Let $X$ be a projective integral scheme over $K=\bar{K}$. Suppose that $\Gamma(X,\mathcal L)\neq 0$, $\Gamma(X,\mathcal L^{*})\neq 0$. We want to show that $\mathcal L\cong \mathcal O_X$. There is an answer here on a pretty good website but I don't fully understand it. It defines non zero (why ?) morphisms $\mathcal L\to \mathcal L$ and $\mathcal O_X\to \mathcal O_X$ using composition of maps we get with two non zero global sections. Why would the regular sections defining these morphisms would be constant ? Why is an endomorphism of line bundles would an isomorphism ?

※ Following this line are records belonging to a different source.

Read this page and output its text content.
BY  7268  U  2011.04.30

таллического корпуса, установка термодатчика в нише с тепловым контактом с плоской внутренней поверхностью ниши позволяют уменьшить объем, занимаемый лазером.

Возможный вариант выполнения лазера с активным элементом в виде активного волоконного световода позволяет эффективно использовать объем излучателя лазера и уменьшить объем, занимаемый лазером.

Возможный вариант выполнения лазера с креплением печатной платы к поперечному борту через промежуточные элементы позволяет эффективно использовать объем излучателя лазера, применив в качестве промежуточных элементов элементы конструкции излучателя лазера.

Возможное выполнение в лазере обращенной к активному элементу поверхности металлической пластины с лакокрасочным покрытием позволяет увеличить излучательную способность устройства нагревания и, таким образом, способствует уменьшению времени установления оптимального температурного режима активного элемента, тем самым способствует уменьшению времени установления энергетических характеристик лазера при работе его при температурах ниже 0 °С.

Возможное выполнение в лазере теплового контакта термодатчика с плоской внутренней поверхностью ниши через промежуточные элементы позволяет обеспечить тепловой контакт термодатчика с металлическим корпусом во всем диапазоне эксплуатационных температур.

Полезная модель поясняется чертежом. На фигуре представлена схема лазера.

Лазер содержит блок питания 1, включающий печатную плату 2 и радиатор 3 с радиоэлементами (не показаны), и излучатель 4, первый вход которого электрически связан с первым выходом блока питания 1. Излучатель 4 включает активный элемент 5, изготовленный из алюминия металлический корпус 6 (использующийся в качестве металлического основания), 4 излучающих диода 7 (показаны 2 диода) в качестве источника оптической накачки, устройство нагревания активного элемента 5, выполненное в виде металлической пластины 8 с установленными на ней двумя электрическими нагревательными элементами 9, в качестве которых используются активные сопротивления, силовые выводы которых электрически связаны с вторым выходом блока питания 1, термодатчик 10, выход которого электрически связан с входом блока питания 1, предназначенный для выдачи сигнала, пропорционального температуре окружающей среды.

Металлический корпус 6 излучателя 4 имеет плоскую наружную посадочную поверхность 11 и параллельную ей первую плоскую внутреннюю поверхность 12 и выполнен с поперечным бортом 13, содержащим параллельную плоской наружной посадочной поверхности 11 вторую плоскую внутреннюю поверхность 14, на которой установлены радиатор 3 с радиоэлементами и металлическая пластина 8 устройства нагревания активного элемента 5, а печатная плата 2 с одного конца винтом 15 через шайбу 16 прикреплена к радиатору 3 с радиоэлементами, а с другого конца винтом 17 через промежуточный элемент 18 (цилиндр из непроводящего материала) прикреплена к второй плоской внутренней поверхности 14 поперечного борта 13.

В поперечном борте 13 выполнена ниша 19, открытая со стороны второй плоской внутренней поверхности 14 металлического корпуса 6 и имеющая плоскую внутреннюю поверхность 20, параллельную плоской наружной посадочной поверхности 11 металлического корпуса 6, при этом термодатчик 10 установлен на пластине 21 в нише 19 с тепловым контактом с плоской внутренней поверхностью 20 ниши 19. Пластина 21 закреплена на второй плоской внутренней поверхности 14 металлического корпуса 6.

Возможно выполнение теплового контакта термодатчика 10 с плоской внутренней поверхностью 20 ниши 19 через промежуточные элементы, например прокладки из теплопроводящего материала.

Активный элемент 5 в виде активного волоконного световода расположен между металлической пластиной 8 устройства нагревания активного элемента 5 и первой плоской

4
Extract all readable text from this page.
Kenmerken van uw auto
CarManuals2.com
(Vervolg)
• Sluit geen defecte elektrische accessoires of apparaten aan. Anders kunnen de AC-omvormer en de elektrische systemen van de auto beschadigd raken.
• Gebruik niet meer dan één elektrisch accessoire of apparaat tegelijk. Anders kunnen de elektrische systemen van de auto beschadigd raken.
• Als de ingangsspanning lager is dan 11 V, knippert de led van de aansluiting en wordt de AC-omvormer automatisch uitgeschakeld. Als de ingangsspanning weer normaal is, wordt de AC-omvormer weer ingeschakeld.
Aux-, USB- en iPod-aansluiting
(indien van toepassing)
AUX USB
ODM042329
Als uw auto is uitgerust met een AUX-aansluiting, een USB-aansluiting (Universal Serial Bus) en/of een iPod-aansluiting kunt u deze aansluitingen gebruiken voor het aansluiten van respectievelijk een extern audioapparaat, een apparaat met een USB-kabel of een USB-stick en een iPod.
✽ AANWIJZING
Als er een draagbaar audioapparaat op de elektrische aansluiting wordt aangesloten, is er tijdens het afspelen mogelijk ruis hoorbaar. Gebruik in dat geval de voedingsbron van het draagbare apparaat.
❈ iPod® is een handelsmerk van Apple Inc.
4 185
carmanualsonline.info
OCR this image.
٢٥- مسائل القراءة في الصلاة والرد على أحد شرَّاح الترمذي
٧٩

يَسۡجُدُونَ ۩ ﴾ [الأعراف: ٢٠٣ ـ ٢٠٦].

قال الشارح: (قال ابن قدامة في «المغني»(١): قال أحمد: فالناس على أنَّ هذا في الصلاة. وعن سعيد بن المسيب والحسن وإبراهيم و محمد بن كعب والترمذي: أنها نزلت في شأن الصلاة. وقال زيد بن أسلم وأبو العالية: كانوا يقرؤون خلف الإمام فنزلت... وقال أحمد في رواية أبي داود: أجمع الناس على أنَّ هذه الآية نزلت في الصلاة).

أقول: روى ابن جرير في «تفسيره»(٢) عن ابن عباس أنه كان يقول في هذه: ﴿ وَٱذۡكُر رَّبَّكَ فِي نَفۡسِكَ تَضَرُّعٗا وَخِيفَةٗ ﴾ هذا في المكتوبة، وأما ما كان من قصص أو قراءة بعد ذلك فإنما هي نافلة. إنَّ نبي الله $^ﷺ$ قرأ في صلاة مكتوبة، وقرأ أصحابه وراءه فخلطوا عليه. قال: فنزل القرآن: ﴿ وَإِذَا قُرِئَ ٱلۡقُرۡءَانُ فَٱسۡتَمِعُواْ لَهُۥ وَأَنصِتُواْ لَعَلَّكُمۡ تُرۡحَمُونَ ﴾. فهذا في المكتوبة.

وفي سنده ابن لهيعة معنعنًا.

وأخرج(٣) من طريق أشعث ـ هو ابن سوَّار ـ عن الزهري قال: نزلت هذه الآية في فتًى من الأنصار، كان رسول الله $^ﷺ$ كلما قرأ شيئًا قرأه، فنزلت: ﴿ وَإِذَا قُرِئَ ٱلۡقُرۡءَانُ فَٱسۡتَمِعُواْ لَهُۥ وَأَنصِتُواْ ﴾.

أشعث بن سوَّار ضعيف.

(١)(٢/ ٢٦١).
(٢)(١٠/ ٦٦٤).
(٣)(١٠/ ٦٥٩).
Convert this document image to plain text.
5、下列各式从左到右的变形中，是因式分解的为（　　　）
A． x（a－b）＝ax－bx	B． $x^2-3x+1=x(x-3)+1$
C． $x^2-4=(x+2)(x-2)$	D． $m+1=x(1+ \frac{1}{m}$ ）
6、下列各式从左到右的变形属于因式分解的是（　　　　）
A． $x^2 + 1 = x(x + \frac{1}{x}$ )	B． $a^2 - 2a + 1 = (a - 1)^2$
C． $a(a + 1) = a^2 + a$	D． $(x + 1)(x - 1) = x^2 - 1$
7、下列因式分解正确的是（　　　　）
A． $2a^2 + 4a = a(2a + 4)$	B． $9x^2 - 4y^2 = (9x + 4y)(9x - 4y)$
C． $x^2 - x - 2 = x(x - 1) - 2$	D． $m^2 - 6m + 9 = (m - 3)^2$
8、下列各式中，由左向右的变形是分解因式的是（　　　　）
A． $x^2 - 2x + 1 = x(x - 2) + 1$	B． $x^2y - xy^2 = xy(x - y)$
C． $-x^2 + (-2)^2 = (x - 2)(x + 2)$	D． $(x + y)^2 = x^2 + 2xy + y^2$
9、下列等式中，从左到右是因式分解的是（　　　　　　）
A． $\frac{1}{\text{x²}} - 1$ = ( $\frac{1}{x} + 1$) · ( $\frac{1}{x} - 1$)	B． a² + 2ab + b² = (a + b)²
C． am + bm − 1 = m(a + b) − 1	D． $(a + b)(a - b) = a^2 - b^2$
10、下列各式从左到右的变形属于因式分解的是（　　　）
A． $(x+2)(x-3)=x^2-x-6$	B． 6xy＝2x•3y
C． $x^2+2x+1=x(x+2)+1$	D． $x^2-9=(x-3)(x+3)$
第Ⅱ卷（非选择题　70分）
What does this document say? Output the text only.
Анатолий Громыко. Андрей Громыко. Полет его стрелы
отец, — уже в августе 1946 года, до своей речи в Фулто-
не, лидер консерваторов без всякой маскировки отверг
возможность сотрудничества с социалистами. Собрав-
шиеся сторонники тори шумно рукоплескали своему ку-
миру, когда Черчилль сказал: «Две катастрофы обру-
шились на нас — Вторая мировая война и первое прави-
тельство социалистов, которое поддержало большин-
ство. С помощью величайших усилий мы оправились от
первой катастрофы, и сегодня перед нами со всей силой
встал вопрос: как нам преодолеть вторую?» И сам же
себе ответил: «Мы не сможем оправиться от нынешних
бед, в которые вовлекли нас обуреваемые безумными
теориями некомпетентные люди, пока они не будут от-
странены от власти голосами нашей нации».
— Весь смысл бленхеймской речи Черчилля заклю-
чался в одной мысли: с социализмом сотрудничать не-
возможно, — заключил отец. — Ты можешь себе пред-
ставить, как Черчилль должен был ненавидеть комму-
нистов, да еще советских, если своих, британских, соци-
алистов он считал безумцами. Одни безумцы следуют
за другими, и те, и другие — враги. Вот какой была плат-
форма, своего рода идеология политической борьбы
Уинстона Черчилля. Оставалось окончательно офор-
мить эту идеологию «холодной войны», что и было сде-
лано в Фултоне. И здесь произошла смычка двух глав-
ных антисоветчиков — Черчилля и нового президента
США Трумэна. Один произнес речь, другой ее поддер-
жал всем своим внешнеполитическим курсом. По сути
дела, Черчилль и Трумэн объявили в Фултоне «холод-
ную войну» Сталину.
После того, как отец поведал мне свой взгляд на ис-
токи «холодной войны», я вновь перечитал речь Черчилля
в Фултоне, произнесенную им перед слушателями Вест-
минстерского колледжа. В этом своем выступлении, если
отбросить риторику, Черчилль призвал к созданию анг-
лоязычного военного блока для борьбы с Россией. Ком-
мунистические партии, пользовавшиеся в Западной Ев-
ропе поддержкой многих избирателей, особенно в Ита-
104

In my case we suppose more than in the answer, we have projective. With these assumptions is there another way ? I wanted to say that $X$ is a closed subscheme of some projective space but I think we would need more assumptions on $S$ if $X=\operatorname{Proj}S$.
Any help ?
Take a point $x\in X$ where the section of $\mathcal L$ and the section of $\mathcal L^*$ do not vanish. Since the fiber of a line bundle over $x$ is a 1-dimensional vector space, it is easy to see that compositions $\mathcal L\to\mathcal L$ and $\mathcal O_X\to\mathcal O_X$ induce non-zero endomorphisms of fibers over $x$, hence they are non-zero. Any endomorphism of line bundle is a multiplication with a regular function (one can prove it locally, using local triviality of a line bundle), and any regular function on a proper connected variety is constant.